15. The perusal of records reveals that the learned trial Court, upon due appreciation of evidence on record, recorded the findings that plaintiffs have failed to prove its case. 16. The learned first Appellate Court has also after due appreciation reconsidered the entire evidence and discussed the same for its judgment from para 5 to 37 and found that no illegality has been committed by the learned trial Court while dismissing the suit. 17. This Court in exercise of power under section 100 of CPC cannot interfere with the findings of fact unless and until they are perverse and without any record and while deciding the second appeal under section 100 CPC, the High Court is not required to re appreciate the entire evidence on record and to come to its own conclusion and the High Court cannot set aside the findings of facts recorded by both the courts below when the findings recorded by both the courts below were on appreciation of evidence. 18. In this case as discussed above, both the Courts below have recorded impeccable findings based on proper appreciation of evidence on record.

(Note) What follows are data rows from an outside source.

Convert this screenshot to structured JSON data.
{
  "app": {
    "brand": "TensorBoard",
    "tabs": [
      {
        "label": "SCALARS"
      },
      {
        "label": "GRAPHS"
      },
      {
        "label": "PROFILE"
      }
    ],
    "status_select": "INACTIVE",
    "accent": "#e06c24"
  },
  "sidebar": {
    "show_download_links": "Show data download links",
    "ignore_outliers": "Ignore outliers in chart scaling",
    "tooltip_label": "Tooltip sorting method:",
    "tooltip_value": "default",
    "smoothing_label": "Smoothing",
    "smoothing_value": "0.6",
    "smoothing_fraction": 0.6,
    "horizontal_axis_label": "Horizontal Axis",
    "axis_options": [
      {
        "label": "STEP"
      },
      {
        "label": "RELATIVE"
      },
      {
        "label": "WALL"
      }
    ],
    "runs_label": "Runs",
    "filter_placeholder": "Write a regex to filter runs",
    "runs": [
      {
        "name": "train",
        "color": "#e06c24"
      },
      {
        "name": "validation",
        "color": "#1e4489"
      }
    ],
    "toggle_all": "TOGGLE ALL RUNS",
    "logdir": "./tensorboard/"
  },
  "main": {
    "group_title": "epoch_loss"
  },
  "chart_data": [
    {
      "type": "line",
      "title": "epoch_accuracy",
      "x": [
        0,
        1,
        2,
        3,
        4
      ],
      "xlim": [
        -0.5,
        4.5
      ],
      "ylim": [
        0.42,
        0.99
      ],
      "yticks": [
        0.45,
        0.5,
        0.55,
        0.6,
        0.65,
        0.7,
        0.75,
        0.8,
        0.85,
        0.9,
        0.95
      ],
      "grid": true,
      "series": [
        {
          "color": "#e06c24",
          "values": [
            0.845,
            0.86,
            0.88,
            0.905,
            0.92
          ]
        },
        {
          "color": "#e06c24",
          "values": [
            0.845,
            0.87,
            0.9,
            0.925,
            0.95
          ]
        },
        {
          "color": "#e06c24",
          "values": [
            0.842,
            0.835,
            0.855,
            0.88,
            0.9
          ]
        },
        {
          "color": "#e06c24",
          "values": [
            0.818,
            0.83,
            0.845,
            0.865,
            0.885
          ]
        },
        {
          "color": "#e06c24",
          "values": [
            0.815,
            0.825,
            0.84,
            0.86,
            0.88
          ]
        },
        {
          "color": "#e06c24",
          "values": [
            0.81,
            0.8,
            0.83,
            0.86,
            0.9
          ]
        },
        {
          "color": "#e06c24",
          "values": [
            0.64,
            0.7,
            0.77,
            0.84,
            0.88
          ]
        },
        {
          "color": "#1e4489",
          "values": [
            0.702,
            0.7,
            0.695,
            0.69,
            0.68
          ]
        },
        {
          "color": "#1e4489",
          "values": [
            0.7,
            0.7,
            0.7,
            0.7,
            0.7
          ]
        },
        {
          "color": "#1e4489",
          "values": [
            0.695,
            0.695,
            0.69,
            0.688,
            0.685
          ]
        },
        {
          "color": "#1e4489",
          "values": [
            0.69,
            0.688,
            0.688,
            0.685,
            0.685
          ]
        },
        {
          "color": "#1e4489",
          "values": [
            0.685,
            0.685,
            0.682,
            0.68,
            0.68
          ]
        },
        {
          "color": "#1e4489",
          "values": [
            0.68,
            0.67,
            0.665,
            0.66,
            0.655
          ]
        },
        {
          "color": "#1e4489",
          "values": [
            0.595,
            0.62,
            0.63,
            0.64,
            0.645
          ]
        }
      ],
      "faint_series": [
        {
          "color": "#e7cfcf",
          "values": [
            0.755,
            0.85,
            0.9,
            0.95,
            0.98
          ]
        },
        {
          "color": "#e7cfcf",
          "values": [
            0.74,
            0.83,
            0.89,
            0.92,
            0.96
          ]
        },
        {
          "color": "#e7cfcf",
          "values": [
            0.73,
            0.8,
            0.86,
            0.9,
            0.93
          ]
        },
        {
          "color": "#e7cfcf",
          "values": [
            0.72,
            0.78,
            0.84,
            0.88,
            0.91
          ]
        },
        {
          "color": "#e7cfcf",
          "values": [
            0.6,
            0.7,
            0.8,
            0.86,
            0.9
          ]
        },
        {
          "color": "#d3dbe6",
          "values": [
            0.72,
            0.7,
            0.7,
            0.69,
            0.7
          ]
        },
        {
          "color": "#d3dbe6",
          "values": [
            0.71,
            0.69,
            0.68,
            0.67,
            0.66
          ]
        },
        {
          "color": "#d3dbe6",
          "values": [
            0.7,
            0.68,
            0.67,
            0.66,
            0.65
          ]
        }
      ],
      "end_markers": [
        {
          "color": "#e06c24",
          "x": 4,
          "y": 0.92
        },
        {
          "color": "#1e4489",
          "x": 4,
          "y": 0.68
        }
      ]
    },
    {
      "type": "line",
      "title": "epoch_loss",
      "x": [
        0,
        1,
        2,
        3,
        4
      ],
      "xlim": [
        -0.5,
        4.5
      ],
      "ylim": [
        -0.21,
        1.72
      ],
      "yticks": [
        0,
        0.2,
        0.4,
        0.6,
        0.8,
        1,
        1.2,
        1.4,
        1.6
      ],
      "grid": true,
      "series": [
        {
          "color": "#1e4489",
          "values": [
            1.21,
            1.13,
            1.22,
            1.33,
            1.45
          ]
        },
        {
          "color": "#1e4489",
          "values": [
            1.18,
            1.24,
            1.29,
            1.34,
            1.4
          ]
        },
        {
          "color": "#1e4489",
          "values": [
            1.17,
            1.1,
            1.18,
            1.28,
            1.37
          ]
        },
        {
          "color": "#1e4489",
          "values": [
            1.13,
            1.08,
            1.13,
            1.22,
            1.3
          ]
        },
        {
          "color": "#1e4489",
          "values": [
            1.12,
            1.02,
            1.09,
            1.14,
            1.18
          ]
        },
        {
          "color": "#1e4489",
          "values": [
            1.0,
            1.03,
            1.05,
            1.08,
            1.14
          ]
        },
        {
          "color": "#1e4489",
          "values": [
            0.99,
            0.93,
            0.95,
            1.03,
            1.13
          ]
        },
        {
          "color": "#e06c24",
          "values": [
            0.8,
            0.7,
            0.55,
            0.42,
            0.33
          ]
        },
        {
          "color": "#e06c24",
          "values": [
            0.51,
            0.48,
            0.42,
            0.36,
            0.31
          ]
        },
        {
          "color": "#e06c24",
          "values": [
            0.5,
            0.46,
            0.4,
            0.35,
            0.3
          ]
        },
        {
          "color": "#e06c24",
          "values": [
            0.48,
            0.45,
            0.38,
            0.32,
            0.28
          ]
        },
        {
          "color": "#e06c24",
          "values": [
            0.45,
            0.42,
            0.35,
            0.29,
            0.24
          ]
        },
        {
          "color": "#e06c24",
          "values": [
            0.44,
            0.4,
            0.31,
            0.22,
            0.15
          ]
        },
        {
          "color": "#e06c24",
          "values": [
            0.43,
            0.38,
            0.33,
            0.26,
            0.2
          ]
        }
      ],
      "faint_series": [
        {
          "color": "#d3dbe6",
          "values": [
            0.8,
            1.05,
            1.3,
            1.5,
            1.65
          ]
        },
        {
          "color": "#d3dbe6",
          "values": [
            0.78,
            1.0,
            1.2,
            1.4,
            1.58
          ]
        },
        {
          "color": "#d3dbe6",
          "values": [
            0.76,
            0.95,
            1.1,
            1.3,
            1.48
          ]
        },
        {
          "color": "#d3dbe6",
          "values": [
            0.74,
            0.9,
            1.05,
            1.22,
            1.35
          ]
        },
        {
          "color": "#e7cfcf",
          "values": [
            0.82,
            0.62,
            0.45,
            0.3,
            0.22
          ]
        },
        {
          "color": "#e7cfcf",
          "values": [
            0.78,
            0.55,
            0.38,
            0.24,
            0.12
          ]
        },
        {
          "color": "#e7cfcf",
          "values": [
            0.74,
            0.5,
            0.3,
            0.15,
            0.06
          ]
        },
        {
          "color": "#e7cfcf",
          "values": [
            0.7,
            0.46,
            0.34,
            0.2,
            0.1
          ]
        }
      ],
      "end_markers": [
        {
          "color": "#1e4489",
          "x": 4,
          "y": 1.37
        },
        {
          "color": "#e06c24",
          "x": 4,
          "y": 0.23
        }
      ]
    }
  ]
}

Upon perusal of the judgment and decree of the Courts below and the arguments advanced, the appeal is found to be devoid of any substance because in the opinion of this Court, entire gamut of the matter is in the realm of facts of the case. No question of law much less substantial question of law arises warranting interference under section 100 of CPC. In the case of Apparaju Malhar Rao v. Tula Venkataiah @ Venkat Rao (dead), 2018 (1) MPLJ 567 it is held that in absence of any substantial question of law arising in appeal, appeal merits dismissal in limine. 19. Consequently, the judgment and decree dated 22.2.2022 passed by the Additional District Judge, Pichhore, District Shivpuri in Regular Civil Appeal No.27 of 2017 as well as the judgment and decree dated 8.12.2017 passed by Civil Judge, Class-I, Khaniyadana, District Shivpuri in Civil Suit No.31-A/2015 are hereby affirmed. 20. The Appeal fails and is hereby dismissed in limine.